The New Current (Jaunā strāva) in the history of Latvia was a broad leftist social and political movement that followed the First Latvian National Awakening (led by the Young Latvians from the 1850s to the 1880s) and culminated in the 1905 Revolution. Participants in the movement were called jaunstrāvnieki. The best-known representatives of the new current were Pauls Dauge, Jānis Jansons-Brauns, Jānis Pliekšāns, Fricis Roziņš, Pēteris Stučka, Miķelis Valters and Elza Rozenberga.

==History==
The beginning of the New Current is usually given as 1886, when the movement's newspaper, Dienas Lapa ("The Page of the Day"), was founded by Pēteris Bisenieks, who ran the Riga Latvian Craftsmen's Credit Union. Pēteris Stučka, who later headed the Latvian Bolsheviks, became the editor of Dienas Lapa in 1888. From 1891 to 1896, the paper was edited by Bisenieks and Rainis (the pen name of Jānis Pliekšāns). Rainis, who became Latvia's foremost dramatist and the literary figure "inseparably linked to the birth of the independent Latvian nation and the struggle for freedom" [Aivars Stranga], was also the leading figure in the New Current. Under Rainis and Stučka—the latter was again editor in 1896-97 -- Dienas Lapa turned to socialism; shut down by the Ministry of the Interior in 1897, the paper took a moderate turn under the editorship of the philosopher and publicist Pēteris Zālīte (formerly an editor of Mājas Viesis—see the Young Latvians article) between 1899 and 1903; despite its moderation under Zālīte, the paper was again shut down by the censors, re-emerging in 1905 as the Social Democratic newspaper before its permanent closure.

==Evaluation==
The historian Arveds Švābe describes the New Current as "connected to the political awakening of the Latvian working class, its first organizations, and the propagandization of socialist ideas.". Most historians point to what the painter Apsīšu Jēkabs called "the beginning of a cleft between the Latvian farmer and his farm hand" in the 1870s, and by 1897 there were 591 656 landless peasants in what is now Latvia (compared to 418 028 smallholders and their dependents).
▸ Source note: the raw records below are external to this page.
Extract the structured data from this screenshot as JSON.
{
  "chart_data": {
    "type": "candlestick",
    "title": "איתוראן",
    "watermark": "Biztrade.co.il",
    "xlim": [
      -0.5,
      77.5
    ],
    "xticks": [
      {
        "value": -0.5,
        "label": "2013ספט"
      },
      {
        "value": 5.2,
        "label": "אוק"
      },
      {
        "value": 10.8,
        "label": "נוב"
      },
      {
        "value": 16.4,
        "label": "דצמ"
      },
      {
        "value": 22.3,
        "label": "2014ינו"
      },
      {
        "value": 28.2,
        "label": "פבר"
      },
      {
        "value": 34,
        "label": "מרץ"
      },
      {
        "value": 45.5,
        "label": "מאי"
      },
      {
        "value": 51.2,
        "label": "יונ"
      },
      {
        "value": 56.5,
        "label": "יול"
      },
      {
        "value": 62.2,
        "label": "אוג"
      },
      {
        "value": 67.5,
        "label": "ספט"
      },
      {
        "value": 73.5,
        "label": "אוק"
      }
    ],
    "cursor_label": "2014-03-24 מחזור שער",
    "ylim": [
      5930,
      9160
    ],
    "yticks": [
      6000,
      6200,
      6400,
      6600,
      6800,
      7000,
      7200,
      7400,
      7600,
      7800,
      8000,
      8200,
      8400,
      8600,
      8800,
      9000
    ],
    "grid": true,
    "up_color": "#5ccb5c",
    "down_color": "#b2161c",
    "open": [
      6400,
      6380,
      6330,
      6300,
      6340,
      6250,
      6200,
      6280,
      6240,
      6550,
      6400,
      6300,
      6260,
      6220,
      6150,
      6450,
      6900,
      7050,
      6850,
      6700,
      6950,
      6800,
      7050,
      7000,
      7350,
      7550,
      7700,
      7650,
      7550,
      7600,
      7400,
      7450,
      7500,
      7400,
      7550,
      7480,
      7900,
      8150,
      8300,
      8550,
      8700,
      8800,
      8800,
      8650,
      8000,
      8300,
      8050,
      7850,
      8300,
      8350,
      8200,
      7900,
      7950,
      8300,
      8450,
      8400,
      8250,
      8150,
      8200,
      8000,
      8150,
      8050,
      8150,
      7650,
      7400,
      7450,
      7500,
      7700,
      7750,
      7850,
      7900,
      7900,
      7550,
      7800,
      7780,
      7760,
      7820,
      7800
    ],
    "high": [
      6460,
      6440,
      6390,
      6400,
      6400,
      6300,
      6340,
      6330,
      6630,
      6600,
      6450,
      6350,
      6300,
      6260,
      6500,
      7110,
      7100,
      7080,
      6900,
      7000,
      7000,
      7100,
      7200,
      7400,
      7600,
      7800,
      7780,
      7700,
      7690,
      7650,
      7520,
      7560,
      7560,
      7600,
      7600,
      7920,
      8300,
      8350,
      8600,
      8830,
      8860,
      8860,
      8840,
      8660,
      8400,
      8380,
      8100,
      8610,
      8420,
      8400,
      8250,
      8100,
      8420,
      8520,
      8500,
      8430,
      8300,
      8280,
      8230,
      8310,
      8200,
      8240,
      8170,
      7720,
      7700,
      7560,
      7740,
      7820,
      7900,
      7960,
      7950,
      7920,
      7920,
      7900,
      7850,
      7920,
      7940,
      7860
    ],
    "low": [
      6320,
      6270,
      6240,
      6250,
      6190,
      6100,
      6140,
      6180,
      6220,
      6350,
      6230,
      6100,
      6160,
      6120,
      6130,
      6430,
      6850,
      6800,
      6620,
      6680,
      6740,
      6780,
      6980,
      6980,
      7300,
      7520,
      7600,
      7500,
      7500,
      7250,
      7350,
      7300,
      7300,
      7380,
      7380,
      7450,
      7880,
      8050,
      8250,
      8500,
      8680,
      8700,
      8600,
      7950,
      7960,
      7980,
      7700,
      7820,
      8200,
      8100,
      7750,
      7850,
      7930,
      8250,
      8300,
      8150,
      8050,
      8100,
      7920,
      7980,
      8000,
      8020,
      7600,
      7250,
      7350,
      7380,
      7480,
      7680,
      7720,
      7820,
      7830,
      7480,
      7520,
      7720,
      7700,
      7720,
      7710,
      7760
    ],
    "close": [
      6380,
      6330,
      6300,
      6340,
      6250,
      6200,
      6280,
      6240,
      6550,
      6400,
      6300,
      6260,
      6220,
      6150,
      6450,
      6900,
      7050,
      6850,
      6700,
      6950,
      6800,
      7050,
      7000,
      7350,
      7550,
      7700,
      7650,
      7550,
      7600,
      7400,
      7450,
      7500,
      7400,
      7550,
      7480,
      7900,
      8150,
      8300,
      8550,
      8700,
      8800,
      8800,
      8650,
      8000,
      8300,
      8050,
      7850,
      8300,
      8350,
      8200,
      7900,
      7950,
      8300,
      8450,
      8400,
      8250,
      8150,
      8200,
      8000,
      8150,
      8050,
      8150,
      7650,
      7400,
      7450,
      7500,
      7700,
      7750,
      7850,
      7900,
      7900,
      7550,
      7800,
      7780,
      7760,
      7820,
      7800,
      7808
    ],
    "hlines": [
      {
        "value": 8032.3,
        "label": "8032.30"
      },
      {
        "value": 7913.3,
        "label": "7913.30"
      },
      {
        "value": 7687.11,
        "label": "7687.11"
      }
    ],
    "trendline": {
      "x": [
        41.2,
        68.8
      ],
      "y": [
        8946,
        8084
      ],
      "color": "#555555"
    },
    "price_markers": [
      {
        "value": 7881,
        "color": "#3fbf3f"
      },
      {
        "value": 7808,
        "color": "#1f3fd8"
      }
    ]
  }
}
Their partial urbanization led to a growing proletariat, fertile ground for the ideas of western European socialism, and this coincided with a loss of momentum for the Young Latvians, whose ideas had been enfeebled by national romanticism as a gulf grew between the bourgeoisie and the poor, the leading nationalists of the era having been arrested and exiled. Rainis smuggled German Marxist literature into Latvia in two pieces of luggage in 1893: the work of Karl Marx, Friedrich Engels, and Karl Kautsky. This "luggage with the dangerous contents," as the historian Uldis Ģērmanis called it, was the seed of the Latvian Social Democratic Party.